I have lived most of my life believing ignorance is bliss. Not only lived, but practiced as well. I absolutely hate politics and the news so until recently, I would turn my head at every newspaper headline, tune out of every political conversation, turn off all news stations. I wanted to live blissfully in my ignorant bubble, pretending nothing was wrong. See guys, I’m a pessimist, a glass half-empty kind of girl. Not on purpose but just because one bit of bad news can send me tumbling into a “why do we even try to make the world a better place” mood. Anyway, enough about me. This was so y’all understood why this was difficult to read / will be difficult to talk about.

I cried. I’m not embarrassed or ashamed to admit that I shed more than a few tears flipping through this book. Yes, I was in the library and received strange looks, but as I said, not ashamed. Would you like to know when the tears started? Before the foreword, when I read the cost of a detention center. Would you like to know when I started sobbing? At the first mention of suicide watch. I love children more than anything in this world and I just couldn’t stand it.

This book just made me think of my blissful bubble of ignorance and about the privilege I never knew I had growing up. One of the reasons I am so emotional is because most of these kids are born into this life, it’s all they ever knew. They have mothers, fathers, brothers, sisters in jail or in gangs and they have just accepted that fact. We saw a picture of a ten-year-old boy in there for stabbing a classmate because they were talking bad about his mom. A seventeen year old with two kids. A child on suicide watch and not trusted with clothes in fear that he will hang himself. I read and see and feel these things and I just want to crawl back into my bubble.
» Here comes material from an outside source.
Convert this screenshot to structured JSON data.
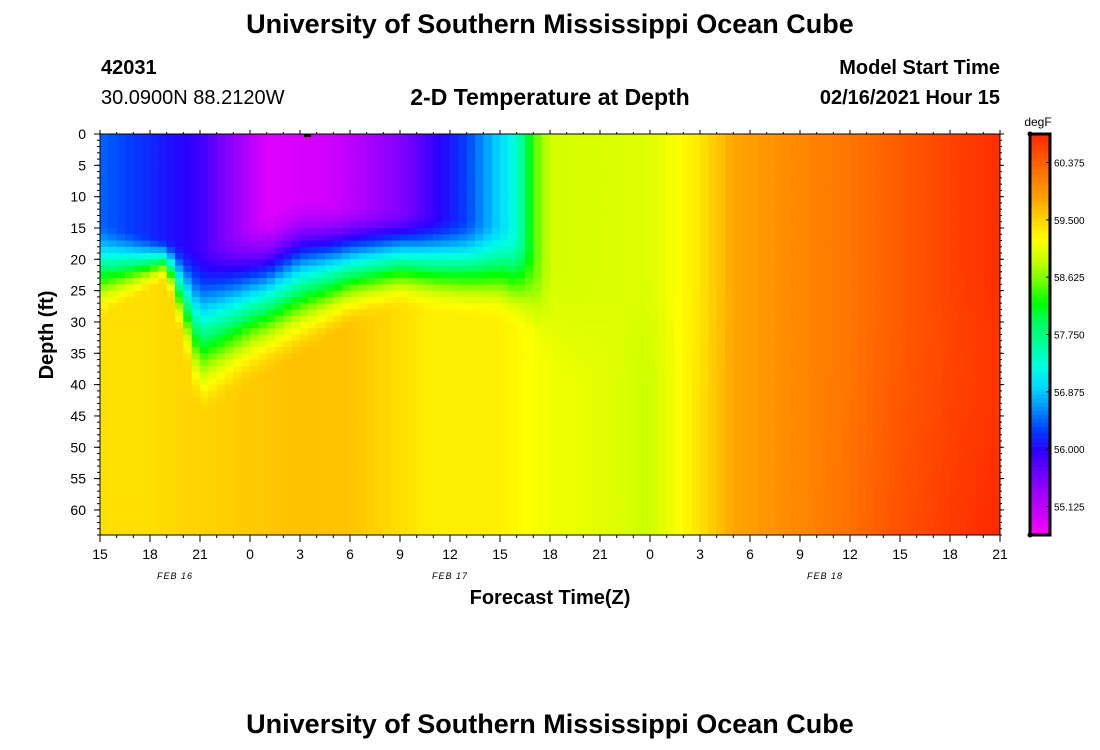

I don’t know. What do you guys think? I’ve always been emotional but I’m curious as to how “normal” people process things like this. People who probably hear bad news everyday and are aware of the sad state our country and world is in. Does this affect you at all? Do you say, “Wow that’s shit” and move on? I’m not saying that as if it’s a bad thing, I’m just curious.

Whatever. Expect some tears in class y’all.